Dear readers, do any of you indulge in historical strategy games, like Age of Emipes or Rise of Nations? If you do, you'll recall that such games typically have a victory option called Wonder, whereby you can win the game non-militarily by building and maintaining cultural or scientific achievements which ensure the immortality of your civilization.

I thought about this as I watched 300, which is a retelling of the ancient Battle of Thermopylae. You'd never want to play for the Wonder victory option if you were Spartan. Every Western imperialistic civilization from the ancient Romans to the modern Americans has had a big hard-on over Sparta, the legendary warrior society. Yet, despite that the Spartans dominated much of Greece for various periods, all we know of the them comes to us from other people. The Spartans themselves have given us nothing. No poetry, no history, no sculpture, no architecture, no science. As a civilization, they barely existed.

The plot, in brief, for those of us who have forgotten our Greek history lessons: in 480 BC, the Persian king Xerxes I sent a massive invasion force against Greece, but suffered gigantic losses and was critically delayed because a tiny force of Greeks, led by 300 Spartans under King Leonidas, held them off at the narrow mountain pass of Thermopylae ("Hot Gates"). Sparta had not sent its full army against the Persians due to political machinations at home which were resolved too late to help the valiant Leonidas and his men.

If you are looking for a good history lesson, look elsewhere. As director Zack Snyder eloquently put it "this is an opera, not a documentary."

This is a movie that is trying to convey a message, and so it should be judged on that message.

The movie frantically tries to deliver the pro-Republican, post-9/11 message that freedom comes at a cost, namely the cost of eternal vigilance and defence. This is a perfectly good message which I don't dispute in the slightest.

However, the film ignores (except, perhaps, by inadvertent implication) the much more important message that we can easily destroy freedom by trying too hard to defend it. As in everything, balance is key. The Spartans were so preoccupied with military defence that everything in their society was enslaved to it. Even slightly deformed infants were summarily killed. Children, in the name of "training" were subjected to every imaginable form of physical and mental abuse. The economy was a proto-communist one in which every aspect of society existed for the sole purpose of feeding the war machine.

And this is a civilization held up as an example of "defending freedom"?

But of course it is easy for us to understand such hypocrisy, since we live with it. We live in a society in which the secret police have the right and ability to monitor the lives of every citizen and to arrest and hold people without charges or a trial for extended periods, all in the name of "defending freedom".

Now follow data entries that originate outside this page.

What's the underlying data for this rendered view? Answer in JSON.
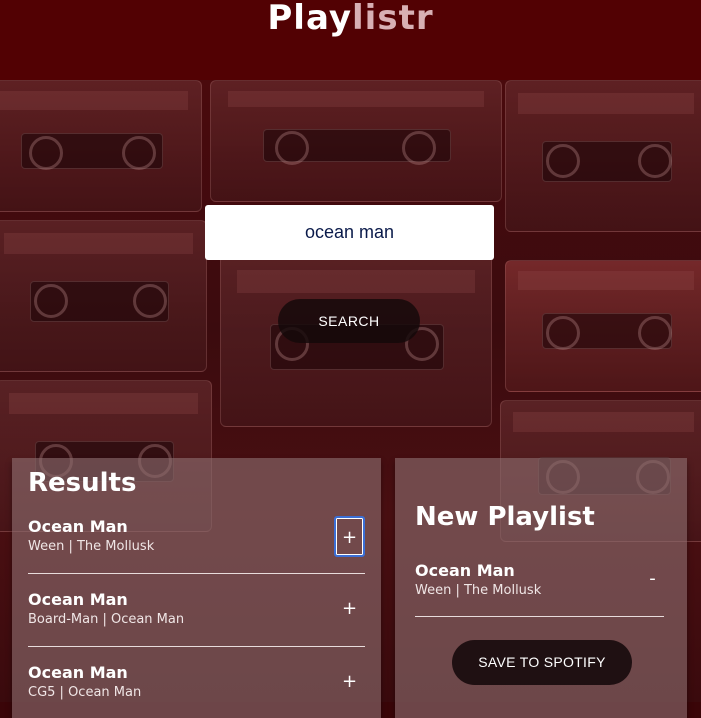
{
  "app": {
    "logo_main": "Play",
    "logo_accent": "listr"
  },
  "search": {
    "value": "ocean man",
    "button_label": "SEARCH"
  },
  "results": {
    "title": "Results",
    "tracks": [
      {
        "name": "Ocean Man",
        "info": "Ween | The Mollusk",
        "action": "+"
      },
      {
        "name": "Ocean Man",
        "info": "Board-Man | Ocean Man",
        "action": "+"
      },
      {
        "name": "Ocean Man",
        "info": "CG5 | Ocean Man",
        "action": "+"
      }
    ]
  },
  "playlist": {
    "title": "New Playlist",
    "tracks": [
      {
        "name": "Ocean Man",
        "info": "Ween | The Mollusk",
        "action": "-"
      }
    ],
    "save_label": "SAVE TO SPOTIFY"
  }
}
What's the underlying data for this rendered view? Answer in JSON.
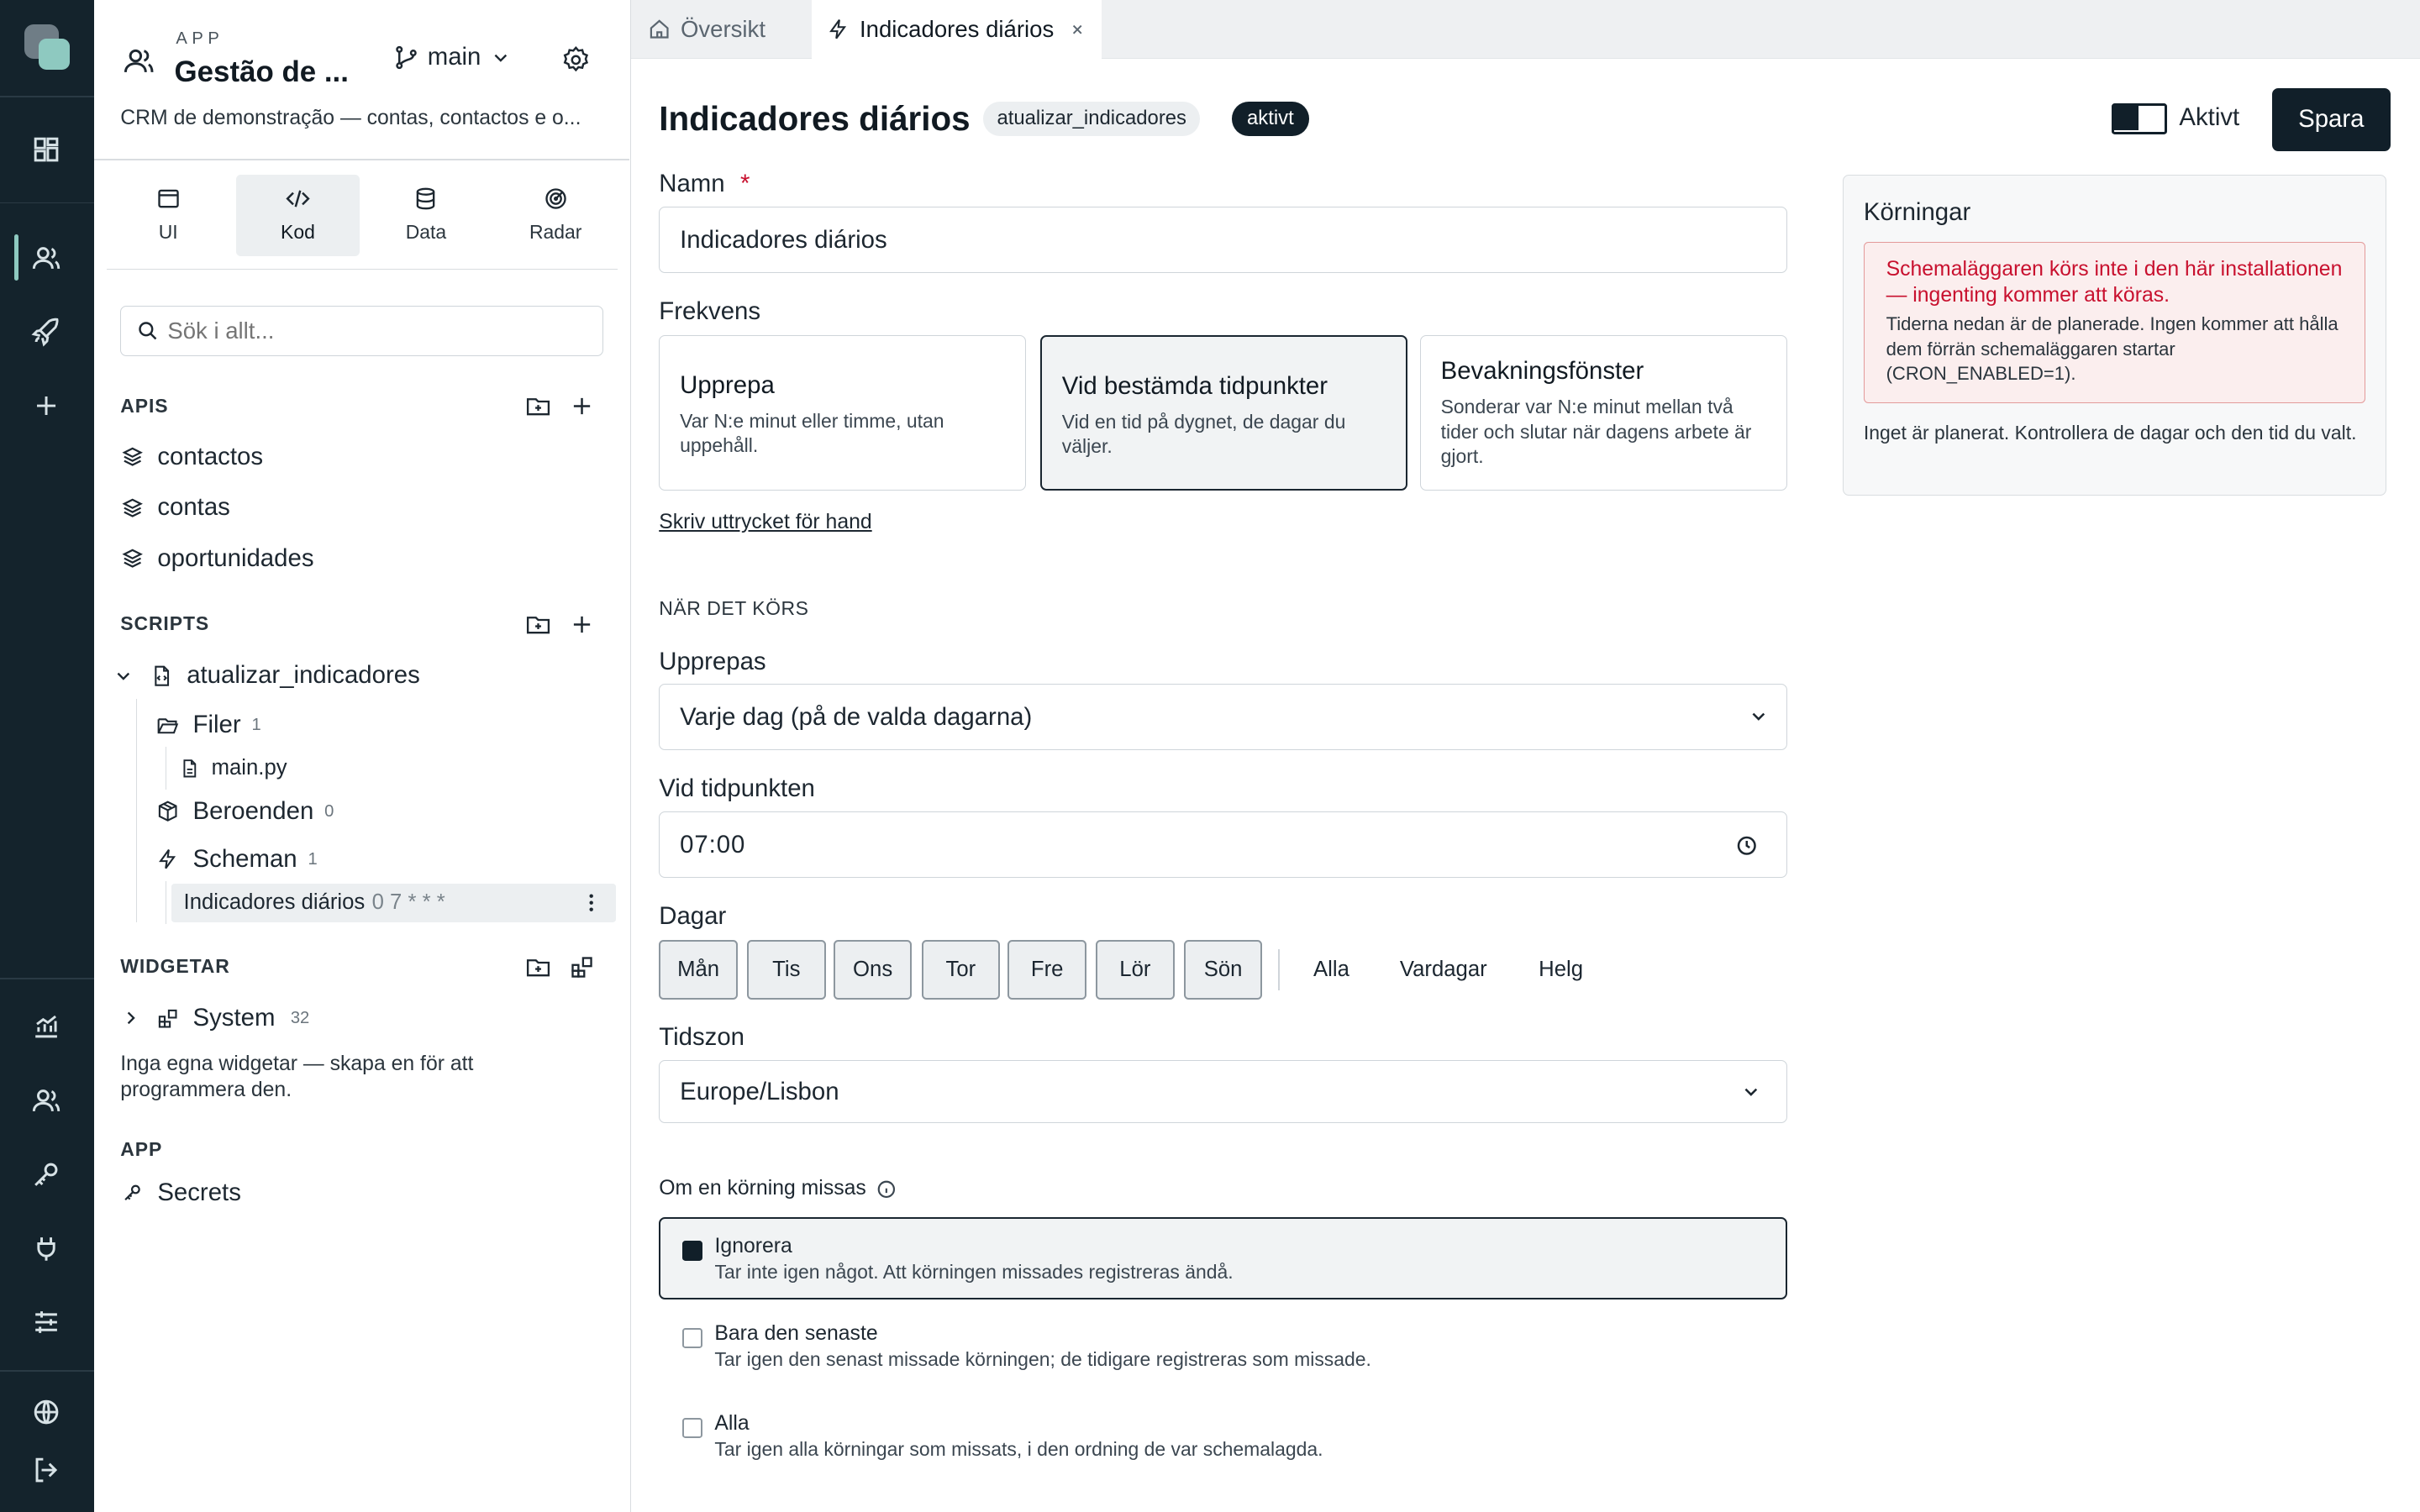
{
  "app": {
    "kicker": "APP",
    "name": "Gestão de ...",
    "branch": "main",
    "description": "CRM de demonstração — contas, contactos e o..."
  },
  "modes": [
    {
      "label": "UI",
      "icon": "window-icon"
    },
    {
      "label": "Kod",
      "icon": "code-icon"
    },
    {
      "label": "Data",
      "icon": "database-icon"
    },
    {
      "label": "Radar",
      "icon": "radar-icon"
    }
  ],
  "search": {
    "placeholder": "Sök i allt..."
  },
  "apis": {
    "title": "APIS",
    "items": [
      "contactos",
      "contas",
      "oportunidades"
    ]
  },
  "scripts": {
    "title": "SCRIPTS",
    "script_name": "atualizar_indicadores",
    "files_label": "Filer",
    "files_count": "1",
    "file": "main.py",
    "deps_label": "Beroenden",
    "deps_count": "0",
    "schedules_label": "Scheman",
    "schedules_count": "1",
    "schedule_name": "Indicadores diários",
    "schedule_cron": "0 7 * * *"
  },
  "widgets": {
    "title": "WIDGETAR",
    "system_label": "System",
    "system_count": "32",
    "empty_text": "Inga egna widgetar — skapa en för att programmera den."
  },
  "app_section": {
    "title": "APP",
    "secrets": "Secrets"
  },
  "tabs": [
    {
      "label": "Översikt"
    },
    {
      "label": "Indicadores diários"
    }
  ],
  "header": {
    "title": "Indicadores diários",
    "script_badge": "atualizar_indicadores",
    "status_badge": "aktivt",
    "toggle_label": "Aktivt",
    "save_label": "Spara"
  },
  "form": {
    "name_label": "Namn",
    "required_mark": "*",
    "name_value": "Indicadores diários",
    "frequency_label": "Frekvens",
    "frequency_options": [
      {
        "title": "Upprepa",
        "desc": "Var N:e minut eller timme, utan uppehåll."
      },
      {
        "title": "Vid bestämda tidpunkter",
        "desc": "Vid en tid på dygnet, de dagar du väljer."
      },
      {
        "title": "Bevakningsfönster",
        "desc": "Sonderar var N:e minut mellan två tider och slutar när dagens arbete är gjort."
      }
    ],
    "frequency_selected": "Vid bestämda tidpunkter",
    "manual_link": "Skriv uttrycket för hand",
    "when_section": "NÄR DET KÖRS",
    "repeat_label": "Upprepas",
    "repeat_value": "Varje dag (på de valda dagarna)",
    "time_label": "Vid tidpunkten",
    "time_value": "07:00",
    "days_label": "Dagar",
    "days": [
      "Mån",
      "Tis",
      "Ons",
      "Tor",
      "Fre",
      "Lör",
      "Sön"
    ],
    "day_presets": [
      "Alla",
      "Vardagar",
      "Helg"
    ],
    "timezone_label": "Tidszon",
    "timezone_value": "Europe/Lisbon",
    "missed_label": "Om en körning missas",
    "missed_options": [
      {
        "title": "Ignorera",
        "desc": "Tar inte igen något. Att körningen missades registreras ändå."
      },
      {
        "title": "Bara den senaste",
        "desc": "Tar igen den senast missade körningen; de tidigare registreras som missade."
      },
      {
        "title": "Alla",
        "desc": "Tar igen alla körningar som missats, i den ordning de var schemalagda."
      }
    ],
    "missed_selected": "Ignorera"
  },
  "runs": {
    "title": "Körningar",
    "alert_title": "Schemaläggaren körs inte i den här installationen — ingenting kommer att köras.",
    "alert_text": "Tiderna nedan är de planerade. Ingen kommer att hålla dem förrän schemaläggaren startar (CRON_ENABLED=1).",
    "empty_text": "Inget är planerat. Kontrollera de dagar och den tid du valt."
  },
  "colors": {
    "rail_bg": "#14232c",
    "accent_dark": "#111f29",
    "logo_teal": "#8ec9c0",
    "alert_red": "#c8102e",
    "alert_bg": "#fbeeee"
  }
}
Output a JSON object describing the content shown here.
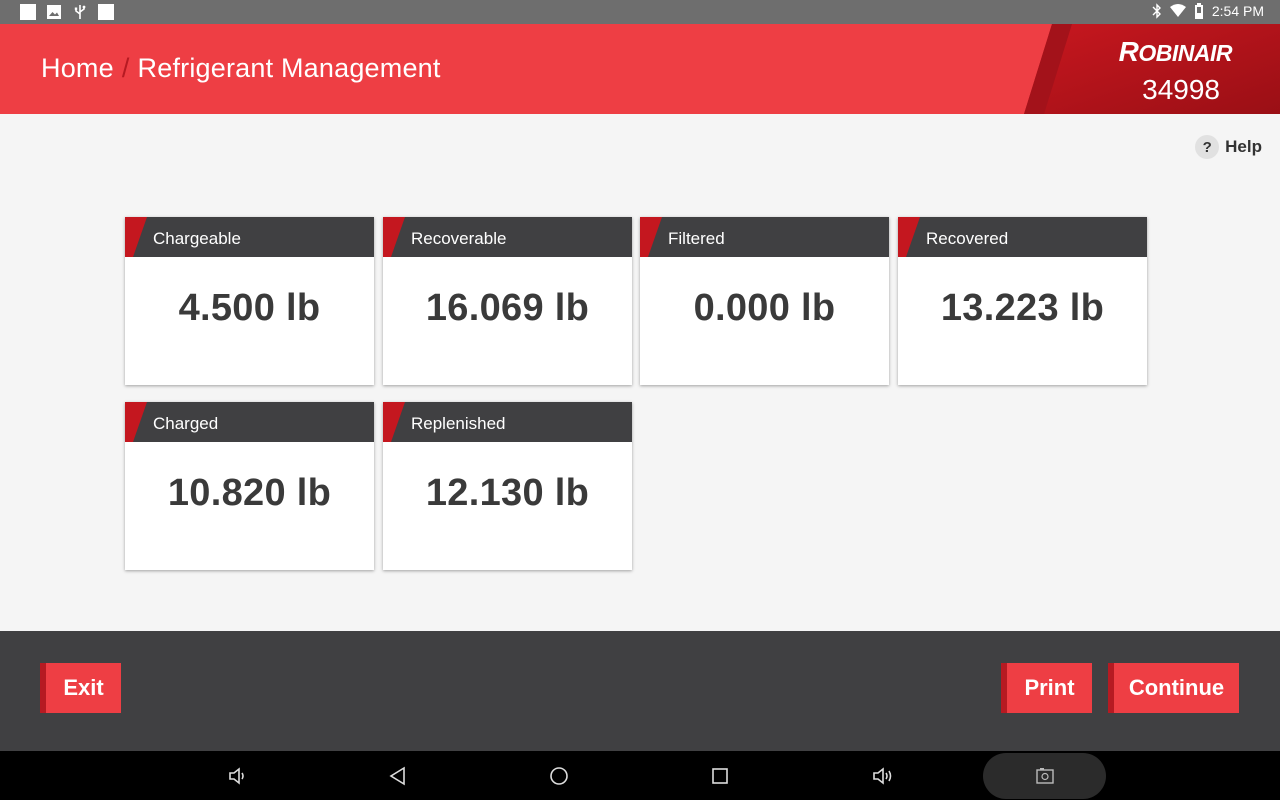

Most likely, everything that America is doing in the modern day "Persian War" (i.e. Iraq) is every bit as justified as the actions of King Leonidas in the ancient one. But, in a free society, this should never be assumed and should perpetually be questioned. Further, anyone who tries to shout down such questions in the name of patriotism is really no patriot at all.

The central question of our age is: How much of our freedom are we willing to sacrifice for our security? We must never stop asking that question.

This movie, for all of its pretentions, provides no answers, only more of the same slogans we have heard over and over again during the past four years.